The schedule was much longer than required for this size of piece because it was maximized for the largest piece in the kiln, which was Robyn’s spiked piece. The melt time was longer in order to make sure that the spikes filled, and the annealing time was long, because that piece was much larger than mine, and more fragile, so the program was very conservative.

More pictures of the process are here:

Bird #1

There were a couple of brown spots on the back of the bird after firing, which may mean that I didn’t steam the wax out of the mold well enough, or that the clear or ivory powder were contaminated.

Fusing for Engraving

Fusing for Engraving

These were fired in kiln #2, with the following schedule:
1. 3:00 – 538
2. 3:01 – 793
3. 3:31 @ 793
4. 3:32 – 538
5. 4:00 – 516
6. 5:30 – 427
7. 10:00 – 50

They were put in, Monday November 10th, and came out Wednesday November 12th.

There were four shelves, the bottom shelf was two layers of grey over one layer of white. The second shelf up was two layers of steel blue over one layer of white. Each of those shelves were pieces that were 10″ x 6.5″. The third shelf up were smaller samples, one was cream on the bottom, grey, then black, and the other was black on the bottom, grey and then white. The top shelf was small two-layer colour samples. All the glass was Spectrum System 96 tested 3mm sheet.

After firing, the bottom layer had a lot of bubbles between the layers of glass. In the future, I will try the following firing schedule in order to reduce bubbles:

1. 5:00 – 590
2. 5:30 – 660
3. 6:00 @ 660
4. 7:00 – 710
5. 7:01 – 800
6. 7:31 @ 800
7. 7:32 – 540
8. 8:00 – 513
9. 9:30 @ 513
10. 13:30 – 427
11. 19:30 – 50

Also, the second shelf up cracked in one of the corners. Probably because I didn’t kiln wash the dams that I used around the fusings properly.
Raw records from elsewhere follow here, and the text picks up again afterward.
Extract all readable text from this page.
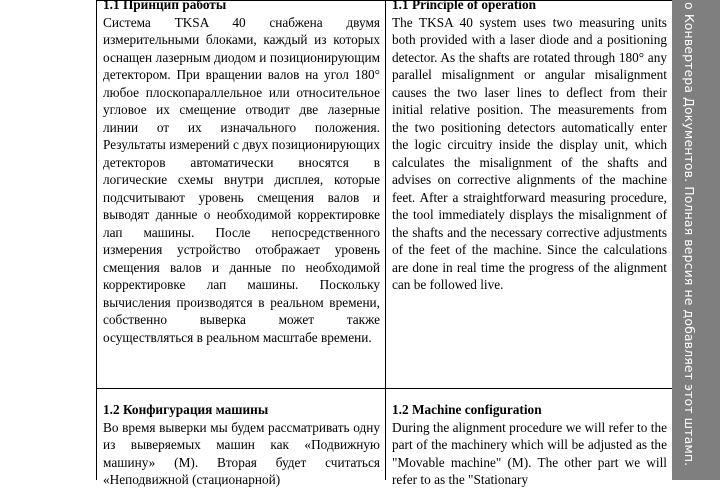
1.1 Принцип работы

Система TKSA 40 снабжена двумя измерительными блоками, каждый из которых оснащен лазерным диодом и позиционирующим детектором. При вращении валов на угол 180° любое плоскопараллельное или относительное угловое их смещение отводит две лазерные линии от их изначального положения. Результаты измерений с двух позиционирующих детекторов автоматически вносятся в логические схемы внутри дисплея, которые подсчитывают уровень смещения валов и выводят данные о необходимой корректировке лап машины. После непосредственного измерения устройство отображает уровень смещения валов и данные по необходимой корректировке лап машины. Поскольку вычисления производятся в реальном времени, собственно выверка может также осуществляться в реальном масштабе времени.

1.1 Principle of operation

The TKSA 40 system uses two measuring units both provided with a laser diode and a positioning detector. As the shafts are rotated through 180° any parallel misalignment or angular misalignment causes the two laser lines to deflect from their initial relative position. The measurements from the two positioning detectors automatically enter the logic circuitry inside the display unit, which calculates the misalignment of the shafts and advises on corrective alignments of the machine feet. After a straightforward measuring procedure, the tool immediately displays the misalignment of the shafts and the necessary corrective adjustments of the feet of the machine. Since the calculations are done in real time the progress of the alignment can be followed live.

1.2 Конфигурация машины

Во время выверки мы будем рассматривать одну из выверяемых машин как «Подвижную машину» (M). Вторая будет считаться «Неподвижной (стационарной)

1.2 Machine configuration

During the alignment procedure we will refer to the part of the machinery which will be adjusted as the "Movable machine" (M). The other part we will refer to as the "Stationary

о Конвертера Документов. Полная версия не добавляет этот штамп.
All the pictures from the process are in the following album.

Fusing #1

I intended to engrave all the pieces, but the two larger ones were cracked or bubbled. I did engrave the smaller samples, but the one that was black on top, did not work very well, in the future, I will make sure the have to top colour be thinner than the bottom one, as cutting through the two layers of dark colour to the lighter colour on the bottom left the back layer too thin, and forced me to cut away too much glass. The image at the top of this post is of the finished engraving on the sample that was white on top.